The assistant-keeper in the Oriental room replied in the affirmative. The old gentleman had been there three days before, and had afterwards gone to the great reading-room.

Proceeding there. Professor Griffin quickly made inquiries, discovering presently that the man had given the name of Rosenberg. He was shown a slip upon which was written the titles of the two rare works he had consulted. They were:

“Cryptomengsis Patefacta (1685),” and “Kryptographik, Kluber (1809).”

These were, he recognised, the two leading works on cryptography, explaining, as they did, all the early systems of secret writing from the scytalc in use by the early Greeks down to the biliteral cipher of Sir Francis Bacon. It was therefore quite plain that the stranger, whoever he might be, though at Oxford he had made those calculations in order to test the existence of a numerical cipher in the Book of Ezekiel, had not yet discovered any true key.

This knowledge gave Griffin great satisfaction. The loss of that crumpled paper from his pocket was, he recognised of no import.

Inquires of the librarian showed that the stranger was not known in the reading-room as a regular reader. Yet he agreed, as indeed had other librarians and keepers of manuscripts, that the old man was undoubtedly a scholar.

This person’s will-o’-the-wisp existence was most tantalising. In appearance he was described as an old white-headed man with deep-set eyes and a longish white beard, rather shabbily dressed and wearing a long black overcoat much the worse for wear. Great scholars are not remarkable for their neatness in dress. They are mostly neglectful, as indeed was Professor Griffin himself. To Gwen, her father was a constant source of anxiety, for only at her supreme command would he even order a new suit, and his evening clothes were so old and out of shape that she had, times without number, declared herself ashamed to go out to the smart houses at which they were so often asked to dine.
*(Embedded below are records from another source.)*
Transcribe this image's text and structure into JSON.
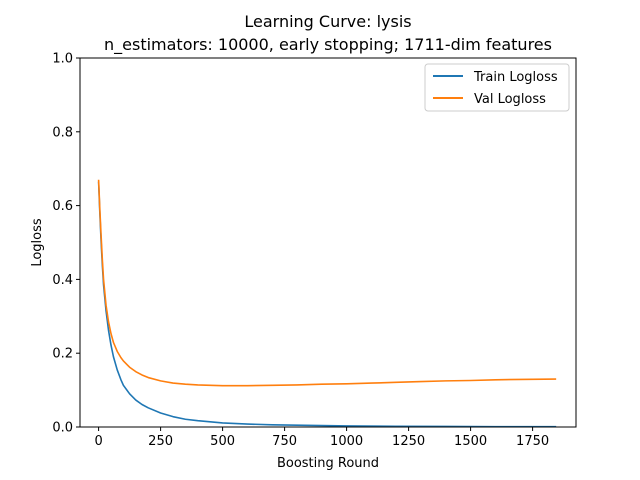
{
  "chart_data": {
    "type": "line",
    "title": "Learning Curve: lysis",
    "subtitle": "n_estimators: 10000, early stopping; 1711-dim features",
    "xlabel": "Boosting Round",
    "ylabel": "Logloss",
    "xlim": [
      -75,
      1925
    ],
    "ylim": [
      0.0,
      1.0
    ],
    "xticks": [
      {
        "value": 0,
        "label": "0"
      },
      {
        "value": 250,
        "label": "250"
      },
      {
        "value": 500,
        "label": "500"
      },
      {
        "value": 750,
        "label": "750"
      },
      {
        "value": 1000,
        "label": "1000"
      },
      {
        "value": 1250,
        "label": "1250"
      },
      {
        "value": 1500,
        "label": "1500"
      },
      {
        "value": 1750,
        "label": "1750"
      }
    ],
    "yticks": [
      {
        "value": 0.0,
        "label": "0.0"
      },
      {
        "value": 0.2,
        "label": "0.2"
      },
      {
        "value": 0.4,
        "label": "0.4"
      },
      {
        "value": 0.6,
        "label": "0.6"
      },
      {
        "value": 0.8,
        "label": "0.8"
      },
      {
        "value": 1.0,
        "label": "1.0"
      }
    ],
    "grid": false,
    "legend_position": "top-right",
    "series": [
      {
        "name": "Train Logloss",
        "color": "#1f77b4",
        "x": [
          0,
          5,
          10,
          15,
          20,
          30,
          40,
          50,
          60,
          75,
          90,
          100,
          125,
          150,
          175,
          200,
          250,
          300,
          350,
          400,
          500,
          600,
          700,
          800,
          1000,
          1200,
          1400,
          1600,
          1845
        ],
        "y": [
          0.665,
          0.58,
          0.505,
          0.44,
          0.385,
          0.315,
          0.262,
          0.222,
          0.19,
          0.155,
          0.128,
          0.113,
          0.09,
          0.073,
          0.061,
          0.052,
          0.038,
          0.028,
          0.021,
          0.017,
          0.011,
          0.008,
          0.006,
          0.005,
          0.003,
          0.002,
          0.0015,
          0.001,
          0.0008
        ]
      },
      {
        "name": "Val Logloss",
        "color": "#ff7f0e",
        "x": [
          0,
          5,
          10,
          15,
          20,
          30,
          40,
          50,
          60,
          75,
          90,
          100,
          125,
          150,
          175,
          200,
          250,
          300,
          350,
          400,
          450,
          500,
          550,
          600,
          700,
          800,
          900,
          1000,
          1100,
          1200,
          1300,
          1400,
          1500,
          1600,
          1700,
          1845
        ],
        "y": [
          0.67,
          0.59,
          0.52,
          0.455,
          0.4,
          0.33,
          0.285,
          0.253,
          0.229,
          0.205,
          0.188,
          0.179,
          0.162,
          0.15,
          0.141,
          0.134,
          0.125,
          0.119,
          0.116,
          0.114,
          0.113,
          0.112,
          0.112,
          0.112,
          0.113,
          0.114,
          0.116,
          0.117,
          0.119,
          0.121,
          0.123,
          0.125,
          0.126,
          0.128,
          0.129,
          0.13
        ]
      }
    ]
  }
}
But genius is always forgiven its garments, and the fact that the bearded stranger was described as shabby and almost threadbare did not surprise the man who went about equally shabby himself.

If he were interested in the “Cryptomengsis Patefacta,” then one thing was proved. His researches at the Bodleian had been without result.

The continued absence of Gwen, however, prevented Griffin from continuing his inquiries. Though times without number he opened the Hebrew text of Ezekiel and tried to study it, yet he was unable to concentrate his mind upon it, and always closed the book again with a deep sigh.